Właśnie byłem oddać głos w referendum w sprawie odwołania HGW. Poszedłem, bo Tusk już zapowiedział, że jak ludzie ją odwołają, to zrobi ją komisarzem. Sama HGW pokazała, że jest blisko obywatela, że się stara i realizuje obietnice.. Dobra, dość tego, bo jest cisza wyborcza i inne takie bzdury.
Teoretycznie nie powinienem nawet pisać, że jest referendum w sprawie odwołania HGW, bo to HGW jest bohaterem całej tej szopki z odwołaniem obecnego prezydenta miasta, a prawdopodobnie przyszłego komisarza.
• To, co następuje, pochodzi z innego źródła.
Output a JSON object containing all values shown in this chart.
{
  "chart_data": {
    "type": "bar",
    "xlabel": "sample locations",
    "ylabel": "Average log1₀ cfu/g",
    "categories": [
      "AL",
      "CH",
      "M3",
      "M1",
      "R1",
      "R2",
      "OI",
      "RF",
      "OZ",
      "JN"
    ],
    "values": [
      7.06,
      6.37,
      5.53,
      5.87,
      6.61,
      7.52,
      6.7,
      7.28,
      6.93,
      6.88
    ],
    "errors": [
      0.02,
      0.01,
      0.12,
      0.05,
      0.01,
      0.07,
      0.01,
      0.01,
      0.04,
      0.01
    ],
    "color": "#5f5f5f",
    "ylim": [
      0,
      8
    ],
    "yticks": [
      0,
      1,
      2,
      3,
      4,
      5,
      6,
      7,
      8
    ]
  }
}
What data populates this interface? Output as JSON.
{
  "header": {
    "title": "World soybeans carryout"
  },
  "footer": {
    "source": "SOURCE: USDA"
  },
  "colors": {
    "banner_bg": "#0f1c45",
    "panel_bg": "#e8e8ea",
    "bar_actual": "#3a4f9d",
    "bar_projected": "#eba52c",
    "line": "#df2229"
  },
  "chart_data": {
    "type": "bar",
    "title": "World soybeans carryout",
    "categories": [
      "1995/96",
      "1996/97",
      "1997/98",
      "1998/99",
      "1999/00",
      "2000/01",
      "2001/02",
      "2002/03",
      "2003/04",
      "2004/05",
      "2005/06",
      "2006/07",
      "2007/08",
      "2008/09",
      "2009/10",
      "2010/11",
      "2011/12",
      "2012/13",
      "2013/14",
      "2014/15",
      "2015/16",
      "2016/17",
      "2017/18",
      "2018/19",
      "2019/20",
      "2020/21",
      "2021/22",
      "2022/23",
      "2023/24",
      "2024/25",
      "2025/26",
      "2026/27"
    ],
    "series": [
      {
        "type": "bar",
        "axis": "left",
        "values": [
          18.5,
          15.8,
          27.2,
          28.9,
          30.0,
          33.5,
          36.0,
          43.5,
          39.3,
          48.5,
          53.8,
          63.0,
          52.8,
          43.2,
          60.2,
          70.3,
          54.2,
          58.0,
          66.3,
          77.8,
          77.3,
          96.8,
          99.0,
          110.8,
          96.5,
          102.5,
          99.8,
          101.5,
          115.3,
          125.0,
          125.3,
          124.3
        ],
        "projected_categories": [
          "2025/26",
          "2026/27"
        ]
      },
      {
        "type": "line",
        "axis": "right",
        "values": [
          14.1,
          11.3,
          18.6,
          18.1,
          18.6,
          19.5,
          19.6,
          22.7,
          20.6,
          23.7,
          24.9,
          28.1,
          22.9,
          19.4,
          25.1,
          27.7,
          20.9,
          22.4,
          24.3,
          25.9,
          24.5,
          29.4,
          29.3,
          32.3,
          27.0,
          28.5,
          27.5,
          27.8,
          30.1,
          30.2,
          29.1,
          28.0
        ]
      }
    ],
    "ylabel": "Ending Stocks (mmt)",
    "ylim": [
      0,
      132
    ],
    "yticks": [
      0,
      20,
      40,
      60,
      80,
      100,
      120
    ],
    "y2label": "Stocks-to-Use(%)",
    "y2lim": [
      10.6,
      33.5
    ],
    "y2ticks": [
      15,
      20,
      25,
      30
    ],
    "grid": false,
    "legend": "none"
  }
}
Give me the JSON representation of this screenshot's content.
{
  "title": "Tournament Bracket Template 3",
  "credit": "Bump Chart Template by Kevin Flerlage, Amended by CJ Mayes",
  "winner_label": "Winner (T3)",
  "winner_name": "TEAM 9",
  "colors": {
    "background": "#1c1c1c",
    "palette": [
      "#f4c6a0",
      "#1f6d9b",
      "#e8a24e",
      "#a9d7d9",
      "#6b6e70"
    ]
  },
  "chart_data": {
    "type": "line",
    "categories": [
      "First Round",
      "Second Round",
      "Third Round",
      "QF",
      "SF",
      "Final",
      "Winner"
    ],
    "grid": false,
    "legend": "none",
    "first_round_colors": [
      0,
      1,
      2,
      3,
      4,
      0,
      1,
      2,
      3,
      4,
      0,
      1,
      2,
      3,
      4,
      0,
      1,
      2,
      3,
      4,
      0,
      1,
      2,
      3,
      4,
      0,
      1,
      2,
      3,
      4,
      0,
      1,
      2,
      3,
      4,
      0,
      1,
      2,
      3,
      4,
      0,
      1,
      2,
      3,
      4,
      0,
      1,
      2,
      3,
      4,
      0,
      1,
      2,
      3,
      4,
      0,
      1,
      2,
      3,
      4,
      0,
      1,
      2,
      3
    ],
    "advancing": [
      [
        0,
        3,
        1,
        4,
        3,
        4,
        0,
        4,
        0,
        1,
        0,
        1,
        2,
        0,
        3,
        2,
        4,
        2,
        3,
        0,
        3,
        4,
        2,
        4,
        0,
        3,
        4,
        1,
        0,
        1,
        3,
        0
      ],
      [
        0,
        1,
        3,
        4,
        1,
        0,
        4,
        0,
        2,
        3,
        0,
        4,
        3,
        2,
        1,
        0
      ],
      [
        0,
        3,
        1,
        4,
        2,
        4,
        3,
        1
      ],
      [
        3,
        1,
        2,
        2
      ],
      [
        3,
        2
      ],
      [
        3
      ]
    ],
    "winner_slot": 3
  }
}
Gdy PO dąży do odwołania urzędującego prezydenta – dobrze. Gdy to prezydent z PO ma być odwołany – źle, podnosimy próg ważności referendum, w sprawę angażują się prezydent, premier i arcybiskup, namawiają by nie brać udziału w wyborach. Trzy najważniejsze osoby w państwie, dwie wybrane w wyborach demokratycznych, namawiają do odstąpienia od demokracji, byle swój został przy korycie. Znów się zbliżam do granicy ciszy wyborczej.
– Dzień dobry, jaka jest obecnie frekwencja?
– Nie mogę udzielić takiej informacji ponieważ obowiązuje cisza wyborcza.
Na zakończenie – w lokalu wyborczym nie dowiedziałem się, jaka jest frekwencja, bo jest cisza wyborcza. W trakcie normalnych wyborów frekwencja nie jest objęta ciszą wyborczą. Ciekawe… Tak jak to, że tym razem większość członków komisji wyborczych stanowią urzędnicy miejscy (znowu – z ramienia PO).
Pierwsza notka od hmm.. kilku miesięcy? Z powodu pewnego mało istotnego, acz silnego w skutkach wydarzenia?